そういう意味では、どんな状況に追い込まれても、自分の感じ方次第で幸せになれるという原則は崩れませんが、
やはり快楽の先に必ずしも幸せが待ち構えているとは限らないという気持ちが強くなります。
逆に幸せではないと感じるのはどんな時かとう問いかけもしてみましたところ、
自分の想いが相手に伝わらない時に幸せではないと感じるという意見をおっしゃって下さる方がいました。
アドラーも「すべての悩みは対人関係から」という言葉を残しています。
そうすると人間関係というものを産み出してきたヒトという動物の脳の複雑さが、
幸せであるか幸せでないかを決めている源泉であるような可能性が見えてきました。
ここで私はもう一つヒト以外の「動物は幸せを感じているであろうか」という質問も投げかけてみました。
その疑問に対しては「動物は動物なりに幸せを感じているだろう」という意見が出ました。
ただその幸せはヒトで言う幸せよりもっと原始的で、それこそ食べ物がおいしいとか、毛ざわりが心地よいとか、五感をベースにした快楽に近いものではなかっただろうかと、
つまり、私達が幸せと快楽がセットで付きまとっていると感じるのはある意味当然で、
どの動物も感じることができる幸せの土台のようなものが快楽ベースの動物的な幸せで、
そこに人間ならではの複雑な脳機能が上乗せになって、世界を上手に捉えることができた時に感じるものが幸せなのではないかという構造が見えてきたように思います。
そして土台となる動物的な幸せを産み出す基本に「自然」という事が関わっているような感想もありました。

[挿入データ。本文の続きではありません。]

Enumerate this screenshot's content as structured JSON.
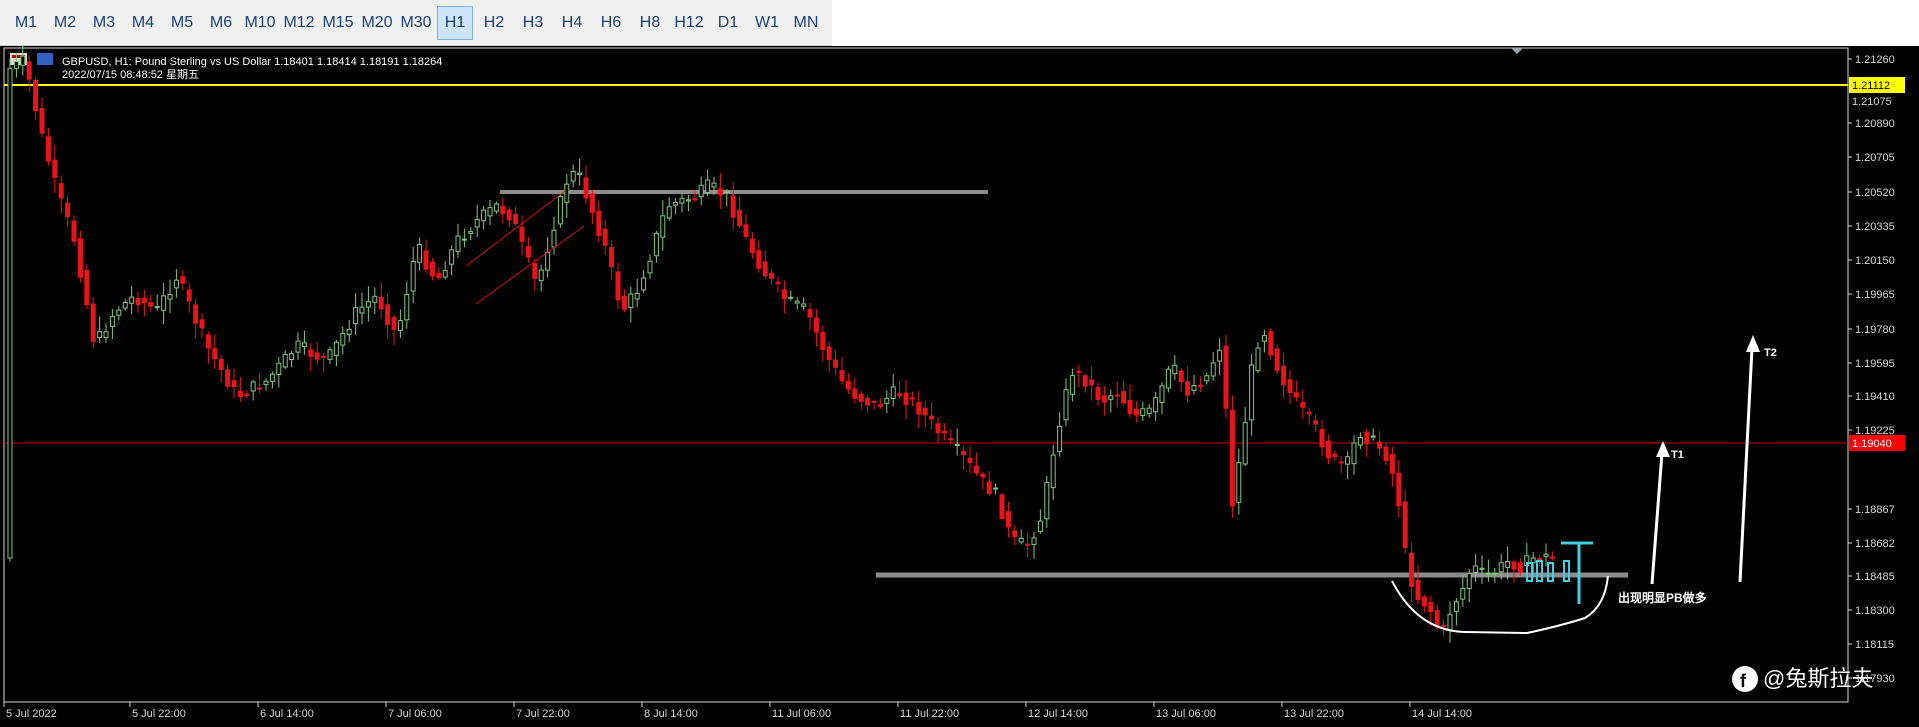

私達が山や海など大きな自然を前にして理由もなく充実感や満足感、居心地の良さを感じるベースには、
それが本来の姿であること、自然であることの安心感が備わっているようにも感じられました。
海外で財布を盗まれて、知らない土地で飲まず食わずの日々が続いたけれども、
現地の人に救われて久しぶりの食事にありつけた時は幸せというよりもむしろ感動であったという壮絶なエピソードも参加者の中から聞かれました。
ここには快楽という動物的な幸せの土台に、人の有難さという人間ならではの感覚が積み重なって、涙を流すほどの大きな感動的幸せにつながったのではないかという風に私には感じられました。

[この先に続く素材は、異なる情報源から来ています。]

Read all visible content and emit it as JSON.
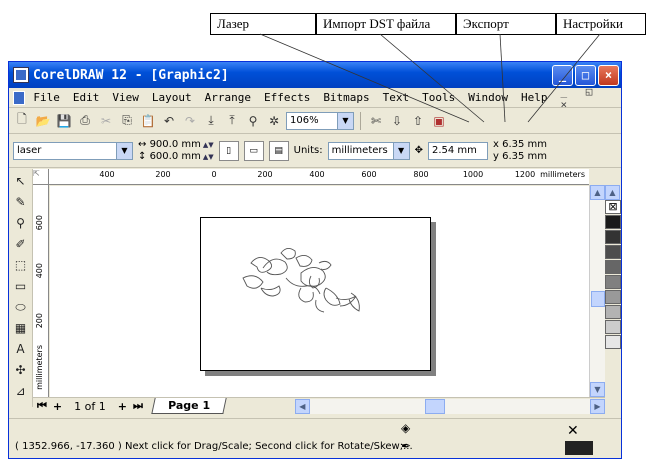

このように一人で考えていては触れることのできなかったであろう様々な幸せについての見解を知り、
それについて思索をめぐらせることによって、ぼんやりとしていた幸せの輪郭が割とはっきりと見えてきたように思いました。
それにしても、急な思い付きで開催した今回の哲学カフェでしたが、
参加者の皆さんのおかげで、あっという間の1時間、随分充実した1時間を過ごすことができたように思います。

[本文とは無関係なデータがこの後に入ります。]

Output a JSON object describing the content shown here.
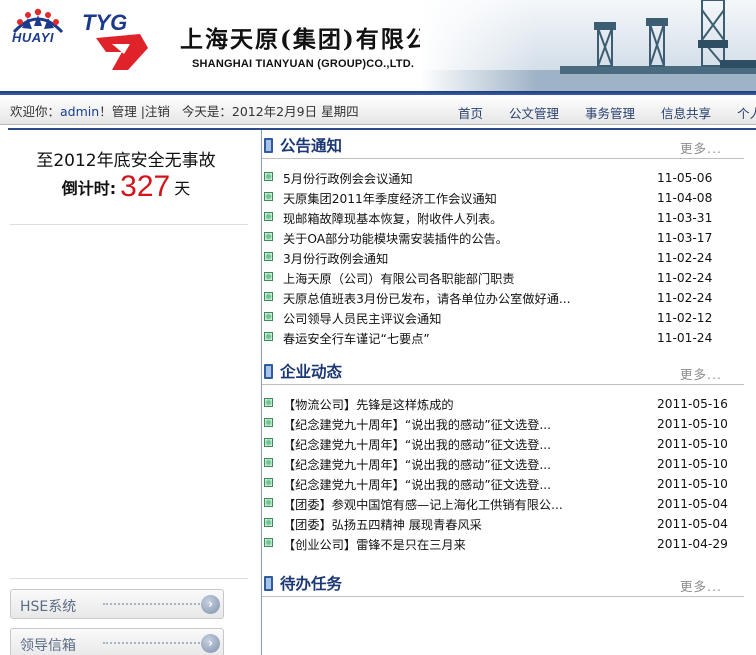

司会進行役としてはたいして準備もできていなかったので、うまく進められるかどうか心配でしたが、
どうやら杞憂であったようで、おかげさまで幸せな時間を過ごすことができました。
あまりしっかりとした準備をしないと哲学カフェを拓けないと思い込むのもよくないような気がしました。
そういう意味では気軽に開催できますし、また物事を
主体的に考える練習の機会にもなるかもしれません。
これから発展の可能性を大きく感じる哲学カフェ、
私なりにこの活動を続けていきたいと思います。